過つは彼の性、許すは我の心 参



 全てを話した訳ではないのだろう。

 美しくも傲慢な幼馴染に、実直でその傲慢さを愛した幼馴染との友情と不和、そしてーーー…。

 
「…って話。面白くもなんともないでしょう」


 帰結。

 彼女からすれば意味が分からないだろう。

 初恋相手を同じ幼馴染に奪われ、見せつけられ、虐められ、当てつけに死なれた。


…。


「…気持ち分からへんでもあらへんなあ」

「え?」

「いや何でも」


 言った所で彼女が理解出来るか。
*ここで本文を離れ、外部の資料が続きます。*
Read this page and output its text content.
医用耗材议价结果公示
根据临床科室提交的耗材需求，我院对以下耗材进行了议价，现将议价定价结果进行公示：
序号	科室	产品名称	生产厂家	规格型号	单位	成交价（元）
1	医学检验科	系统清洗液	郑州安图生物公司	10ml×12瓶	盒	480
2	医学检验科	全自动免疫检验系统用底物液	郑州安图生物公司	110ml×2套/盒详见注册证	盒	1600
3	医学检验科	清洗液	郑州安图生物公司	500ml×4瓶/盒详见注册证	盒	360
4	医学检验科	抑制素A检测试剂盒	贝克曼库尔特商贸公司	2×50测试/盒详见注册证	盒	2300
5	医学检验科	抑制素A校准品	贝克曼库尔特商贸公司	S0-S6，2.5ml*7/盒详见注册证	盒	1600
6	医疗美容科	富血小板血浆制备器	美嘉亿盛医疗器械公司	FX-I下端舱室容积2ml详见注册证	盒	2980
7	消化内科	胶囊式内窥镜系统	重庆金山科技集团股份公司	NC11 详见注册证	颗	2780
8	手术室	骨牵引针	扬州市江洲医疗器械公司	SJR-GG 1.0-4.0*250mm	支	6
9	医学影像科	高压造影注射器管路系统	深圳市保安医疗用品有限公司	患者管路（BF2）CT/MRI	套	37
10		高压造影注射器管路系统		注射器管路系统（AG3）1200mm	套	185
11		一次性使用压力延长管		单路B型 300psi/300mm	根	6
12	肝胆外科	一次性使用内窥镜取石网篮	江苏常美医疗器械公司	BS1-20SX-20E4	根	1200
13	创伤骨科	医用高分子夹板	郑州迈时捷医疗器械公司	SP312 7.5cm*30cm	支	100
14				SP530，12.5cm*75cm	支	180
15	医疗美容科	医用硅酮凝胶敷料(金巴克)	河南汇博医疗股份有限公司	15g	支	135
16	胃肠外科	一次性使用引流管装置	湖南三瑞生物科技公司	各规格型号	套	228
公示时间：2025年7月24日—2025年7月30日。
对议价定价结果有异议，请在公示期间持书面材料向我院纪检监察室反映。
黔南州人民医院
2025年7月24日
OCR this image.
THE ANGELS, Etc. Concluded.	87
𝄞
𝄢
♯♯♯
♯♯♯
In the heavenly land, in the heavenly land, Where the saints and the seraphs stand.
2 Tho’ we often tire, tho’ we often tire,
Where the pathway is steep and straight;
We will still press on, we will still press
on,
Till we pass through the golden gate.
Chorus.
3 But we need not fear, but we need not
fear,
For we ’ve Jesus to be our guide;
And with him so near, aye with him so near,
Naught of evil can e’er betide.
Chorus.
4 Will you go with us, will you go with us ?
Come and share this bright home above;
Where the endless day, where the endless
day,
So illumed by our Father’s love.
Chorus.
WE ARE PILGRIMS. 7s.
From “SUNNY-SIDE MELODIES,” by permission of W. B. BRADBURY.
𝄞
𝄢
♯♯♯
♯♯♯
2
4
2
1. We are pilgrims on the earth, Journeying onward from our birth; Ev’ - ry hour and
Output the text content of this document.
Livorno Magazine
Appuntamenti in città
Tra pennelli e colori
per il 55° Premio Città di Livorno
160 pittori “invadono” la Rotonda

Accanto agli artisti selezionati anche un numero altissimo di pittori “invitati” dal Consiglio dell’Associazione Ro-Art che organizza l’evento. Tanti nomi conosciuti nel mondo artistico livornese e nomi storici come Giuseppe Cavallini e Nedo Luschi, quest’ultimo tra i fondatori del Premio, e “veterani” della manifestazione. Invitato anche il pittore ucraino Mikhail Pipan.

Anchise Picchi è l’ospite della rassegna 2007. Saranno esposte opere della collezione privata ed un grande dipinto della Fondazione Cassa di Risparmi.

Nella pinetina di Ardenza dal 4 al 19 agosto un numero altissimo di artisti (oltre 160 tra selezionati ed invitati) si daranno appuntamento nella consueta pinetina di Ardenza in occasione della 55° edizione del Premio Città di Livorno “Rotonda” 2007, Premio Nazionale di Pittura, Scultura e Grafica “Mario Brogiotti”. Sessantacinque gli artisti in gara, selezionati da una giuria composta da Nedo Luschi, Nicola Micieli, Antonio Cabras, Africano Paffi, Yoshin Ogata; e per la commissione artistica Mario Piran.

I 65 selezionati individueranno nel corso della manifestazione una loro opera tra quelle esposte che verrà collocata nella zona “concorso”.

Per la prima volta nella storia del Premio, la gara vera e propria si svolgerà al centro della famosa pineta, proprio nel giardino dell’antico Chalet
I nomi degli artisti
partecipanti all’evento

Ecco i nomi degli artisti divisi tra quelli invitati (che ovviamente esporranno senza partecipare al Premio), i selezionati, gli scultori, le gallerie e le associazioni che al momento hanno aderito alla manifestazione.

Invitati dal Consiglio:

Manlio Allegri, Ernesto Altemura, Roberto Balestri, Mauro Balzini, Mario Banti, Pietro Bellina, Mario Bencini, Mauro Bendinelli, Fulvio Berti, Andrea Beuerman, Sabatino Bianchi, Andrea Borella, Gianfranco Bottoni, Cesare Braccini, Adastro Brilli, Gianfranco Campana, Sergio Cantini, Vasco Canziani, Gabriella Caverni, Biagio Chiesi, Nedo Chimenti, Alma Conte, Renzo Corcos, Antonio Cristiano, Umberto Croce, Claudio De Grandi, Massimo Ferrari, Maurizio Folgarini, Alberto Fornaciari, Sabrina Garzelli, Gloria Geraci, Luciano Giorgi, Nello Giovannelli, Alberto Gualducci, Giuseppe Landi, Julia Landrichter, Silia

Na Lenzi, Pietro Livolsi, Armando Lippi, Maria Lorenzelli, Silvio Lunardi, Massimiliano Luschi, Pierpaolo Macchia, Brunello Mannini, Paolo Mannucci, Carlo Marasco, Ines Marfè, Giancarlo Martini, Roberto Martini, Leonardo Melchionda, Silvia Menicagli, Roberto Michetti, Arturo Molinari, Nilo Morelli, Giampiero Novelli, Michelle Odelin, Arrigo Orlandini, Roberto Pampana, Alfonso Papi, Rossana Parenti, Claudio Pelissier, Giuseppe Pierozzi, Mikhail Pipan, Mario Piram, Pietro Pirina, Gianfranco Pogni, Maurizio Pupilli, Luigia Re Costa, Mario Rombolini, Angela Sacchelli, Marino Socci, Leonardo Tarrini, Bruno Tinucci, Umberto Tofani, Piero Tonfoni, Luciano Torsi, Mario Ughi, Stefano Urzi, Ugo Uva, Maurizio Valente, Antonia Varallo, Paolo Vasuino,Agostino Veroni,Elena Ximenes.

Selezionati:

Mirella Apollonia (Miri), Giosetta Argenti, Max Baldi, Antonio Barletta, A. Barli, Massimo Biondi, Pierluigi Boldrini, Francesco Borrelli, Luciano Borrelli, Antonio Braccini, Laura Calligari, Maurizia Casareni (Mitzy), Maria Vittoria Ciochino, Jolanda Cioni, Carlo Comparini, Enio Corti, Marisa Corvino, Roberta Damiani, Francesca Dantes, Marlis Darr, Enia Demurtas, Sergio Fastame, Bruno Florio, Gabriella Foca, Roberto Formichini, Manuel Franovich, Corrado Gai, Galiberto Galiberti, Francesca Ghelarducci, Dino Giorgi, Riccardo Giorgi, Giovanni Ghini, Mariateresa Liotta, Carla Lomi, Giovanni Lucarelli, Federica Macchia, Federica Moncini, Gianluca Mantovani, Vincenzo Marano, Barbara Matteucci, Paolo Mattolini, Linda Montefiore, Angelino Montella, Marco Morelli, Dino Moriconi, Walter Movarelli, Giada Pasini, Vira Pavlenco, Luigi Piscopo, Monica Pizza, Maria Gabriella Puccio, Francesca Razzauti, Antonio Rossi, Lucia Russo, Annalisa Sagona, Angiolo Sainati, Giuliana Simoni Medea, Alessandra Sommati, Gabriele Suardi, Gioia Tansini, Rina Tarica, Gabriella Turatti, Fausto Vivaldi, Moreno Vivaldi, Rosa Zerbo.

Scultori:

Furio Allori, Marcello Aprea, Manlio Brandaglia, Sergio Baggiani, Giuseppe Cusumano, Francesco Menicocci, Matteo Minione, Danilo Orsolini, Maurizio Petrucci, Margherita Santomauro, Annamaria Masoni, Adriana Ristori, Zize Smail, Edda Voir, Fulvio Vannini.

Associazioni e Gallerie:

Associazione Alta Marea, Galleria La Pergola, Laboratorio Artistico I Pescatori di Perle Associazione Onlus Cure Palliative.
(上手く表現出来る気がしないし)

 全てを話された訳じゃないから断言出来る訳じゃないけれど、少なくともその幼馴染の理不尽さは、俺の方が理解出来る。

 その女は俺とは違って反抗する事を選んだだけ。

 暗い場所で卑屈に生きて来た自分と、その女はよく似ている。

 明るい所で笑っている連中が憎くて、憎くて、憎くて、それでも。


『凌久ごめんね…!』


「…凌久君?」

「ああ、すまんすまん」


 ポケットの中のイヤリングが揺れた気がした。


「…んで?俺の何聞きたい?」


 嫌な事を思い出した。

 気を取り直して、ニコニコと笑って聞けば。

 油断していた。


「ポケット、何入っているの?」


 この女が普通を装った、俺の琴線に触れて来る女だって事。


「…ポケットって」

「よく触ってるじゃん」


 無意識にそんな事をしていたのにも気付かなかった。